Measure KL divergence between MLX language model output distributions. Compare a reference model (typically full-precision) against one or more quantized variants to see how much quantization shifts the model's probability distributions.
python -m venv .venv
source .venv/bin/activate
pip install -e .mlx-kld \
--reference /path/to/full-precision-model \
--compare /path/to/quantized-model \
--prompts "What is the capital of France?" "Explain photosynthesis." \
--top-k 10| Flag | Description |
|---|---|
--reference |
Path or HF repo for the reference model |
--compare |
One or more paths/HF repos for comparison models |
--prompts |
One or more prompt strings |
--prompts-file |
Text file with one prompt per line |
--output |
Path prefix for JSON results (see below) |
--save-reference PATH |
Save reference logits to a .npz file after running |
--load-reference PATH |
Load previously saved reference logits; skips running the reference model |
--top-k N |
Show the N most divergent tokens per model |
--no-chat-template |
Tokenize raw prompts instead of applying the model's chat template |
Compare two quants against the same reference in one run:
mlx-kld \
--reference /path/to/Qwen3.5-27B-FULL \
--compare /path/to/Qwen3.5-27B-oQ5 /path/to/Qwen3.5-27B-5bit \
--prompts-file prompts.txt \
--output resultsThis produces results_Qwen3.5-27B-oQ5.json and results_Qwen3.5-27B-5bit.json, plus a side-by-side summary table in the terminal.
Save reference logits once, then run additional comparisons without reloading the reference model:
# First run — saves reference logits to disk
mlx-kld \
--reference /path/to/Qwen3.5-27B-FULL \
--compare /path/to/Qwen3.5-27B-oQ5 \
--prompts-file prompts.txt \
--save-reference qwen27b_ref \
--output results
# Later — test a new quant, reference model never loaded
mlx-kld \
--load-reference qwen27b_ref \
--compare /path/to/Qwen3.5-27B-oQ4 \
--output resultsThe .npz cache stores the full log-prob distributions for every token of every prompt. Prompts are baked into the cache so --prompts / --prompts-file are ignored when using --load-reference.
With a single --compare model, --output results saves to results.json. With multiple models it uses the last component of each model path as a slug: results_<modelname>.json.
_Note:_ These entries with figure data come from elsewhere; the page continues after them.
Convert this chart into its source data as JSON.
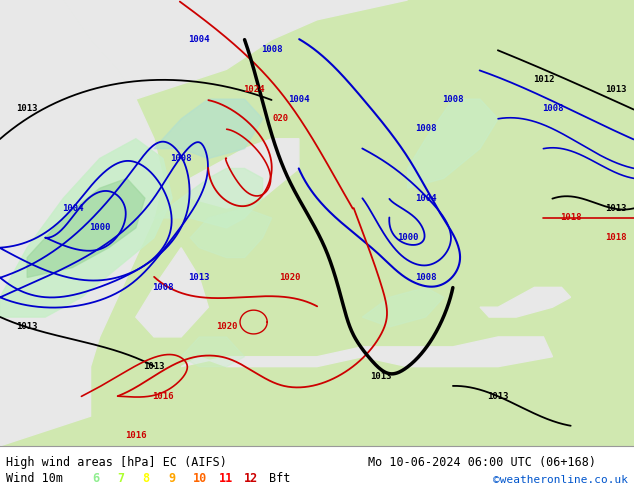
{
  "title_left": "High wind areas [hPa] EC (AIFS)",
  "title_right": "Mo 10-06-2024 06:00 UTC (06+168)",
  "wind_label": "Wind 10m",
  "bft_label": "Bft",
  "copyright": "©weatheronline.co.uk",
  "bft_values": [
    "6",
    "7",
    "8",
    "9",
    "10",
    "11",
    "12"
  ],
  "bft_colors": [
    "#90ee90",
    "#adff2f",
    "#ffff00",
    "#ffa500",
    "#ff6600",
    "#ff0000",
    "#cc0000"
  ],
  "isobar_color_black": "#000000",
  "isobar_color_blue": "#0000cc",
  "isobar_color_red": "#cc0000",
  "land_color": "#d0e8b0",
  "sea_color": "#e8e8e8",
  "wind_green_light": "#c8eec8",
  "wind_green_mid": "#a0d8a0",
  "wind_green_dark": "#78c878",
  "fig_width": 6.34,
  "fig_height": 4.9,
  "dpi": 100
}
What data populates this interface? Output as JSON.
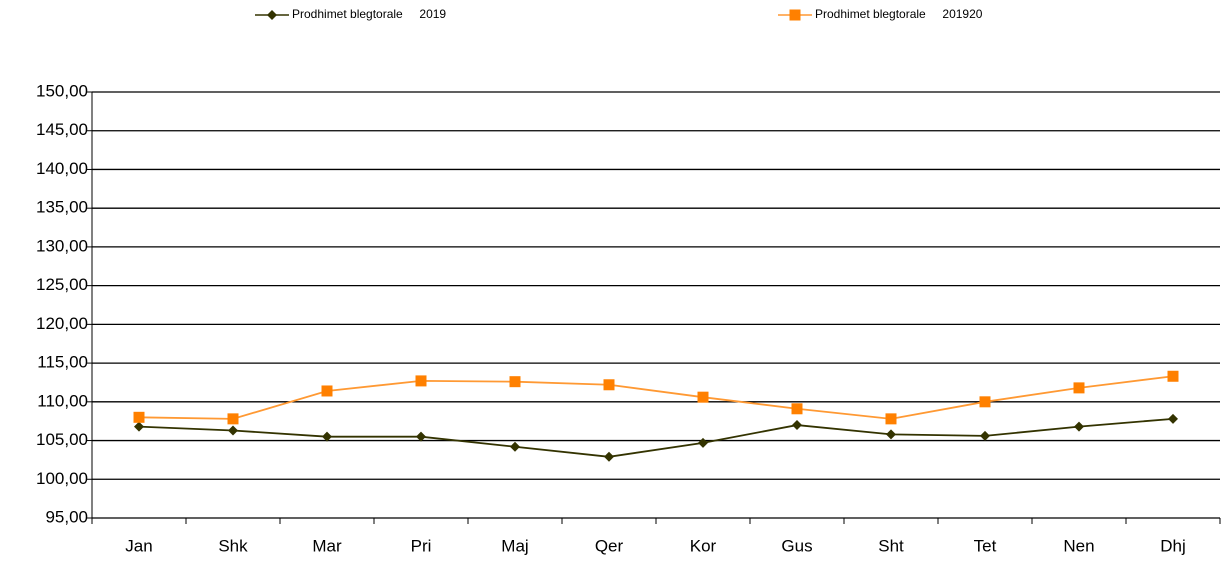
{
  "chart_data": {
    "type": "line",
    "categories": [
      "Jan",
      "Shk",
      "Mar",
      "Pri",
      "Maj",
      "Qer",
      "Kor",
      "Gus",
      "Sht",
      "Tet",
      "Nen",
      "Dhj"
    ],
    "series": [
      {
        "name": "Prodhimet blegtorale     2019",
        "color": "#333300",
        "marker": "diamond",
        "values": [
          106.8,
          106.3,
          105.5,
          105.5,
          104.2,
          102.9,
          104.7,
          107.0,
          105.8,
          105.6,
          106.8,
          107.8
        ]
      },
      {
        "name": "Prodhimet blegtorale     201920",
        "color": "#ff8000",
        "marker": "square",
        "values": [
          108.0,
          107.8,
          111.4,
          112.7,
          112.6,
          112.2,
          110.6,
          109.1,
          107.8,
          110.0,
          111.8,
          113.3
        ]
      }
    ],
    "ylim": [
      95,
      150
    ],
    "yticks": [
      {
        "value": 95,
        "label": "95,00"
      },
      {
        "value": 100,
        "label": "100,00"
      },
      {
        "value": 105,
        "label": "105,00"
      },
      {
        "value": 110,
        "label": "110,00"
      },
      {
        "value": 115,
        "label": "115,00"
      },
      {
        "value": 120,
        "label": "120,00"
      },
      {
        "value": 125,
        "label": "125,00"
      },
      {
        "value": 130,
        "label": "130,00"
      },
      {
        "value": 135,
        "label": "135,00"
      },
      {
        "value": 140,
        "label": "140,00"
      },
      {
        "value": 145,
        "label": "145,00"
      },
      {
        "value": 150,
        "label": "150,00"
      }
    ],
    "grid": true,
    "legend": "top"
  }
}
- Loads the reference model, runs a forward pass on each prompt, and stores the log-softmax output distributions as numpy arrays
- Unloads the reference model to free memory (or skips this entirely with
--load-reference) - For each comparison model: loads it, runs the same forward passes, computes per-token KL divergence against the stored reference distributions, then unloads before loading the next
- Reports per-model statistics, and a side-by-side summary table when comparing multiple models
Only one model is in memory at a time, which matters when the reference is a large full-precision model.
KL divergence at each token position in the prefill (forward pass on the prompt tokens):
KL(P_ref || P_cmp) = sum(P_ref * (log(P_ref) - log(P_cmp)))
This tells you how much information is lost at each token position by using the comparison model instead of the reference.
==================================================
KL Divergence Results
==================================================
Reference: /path/to/Qwen3.5-27B-FULL
Compare: /path/to/Qwen3.5-27B-oQ5
==================================================
Prompts: 35
Tokens: 1470
──────────────────────────────────────────────────
Mean KLD: 0.009301
Median KLD: 0.002092
Std KLD: 0.066812
P95 KLD: 0.022045
P99 KLD: 0.078192
Max KLD: 2.033358
(prompt 16, position 70, token ",")
==================================================
When multiple models are compared, a summary table is printed after the individual results:
==================================================
Summary Comparison
==================================================
Model Qwen3.5-27B-oQ5 Qwen3.5-27B-5bit
──────────────────────────────────────────────────────────────────
Mean KLD 0.009301 * 0.010491
Median KLD 0.002092 * 0.002274
Std KLD 0.066812 * 0.114512
P95 KLD 0.022045 * 0.022159
P99 KLD 0.078192 0.065190 *
Max KLD 2.033358 * 4.066809
* = best (lowest) for that metric
==================================================
The --output JSON includes per-token KLD values, token IDs, and decoded token strings for every prompt.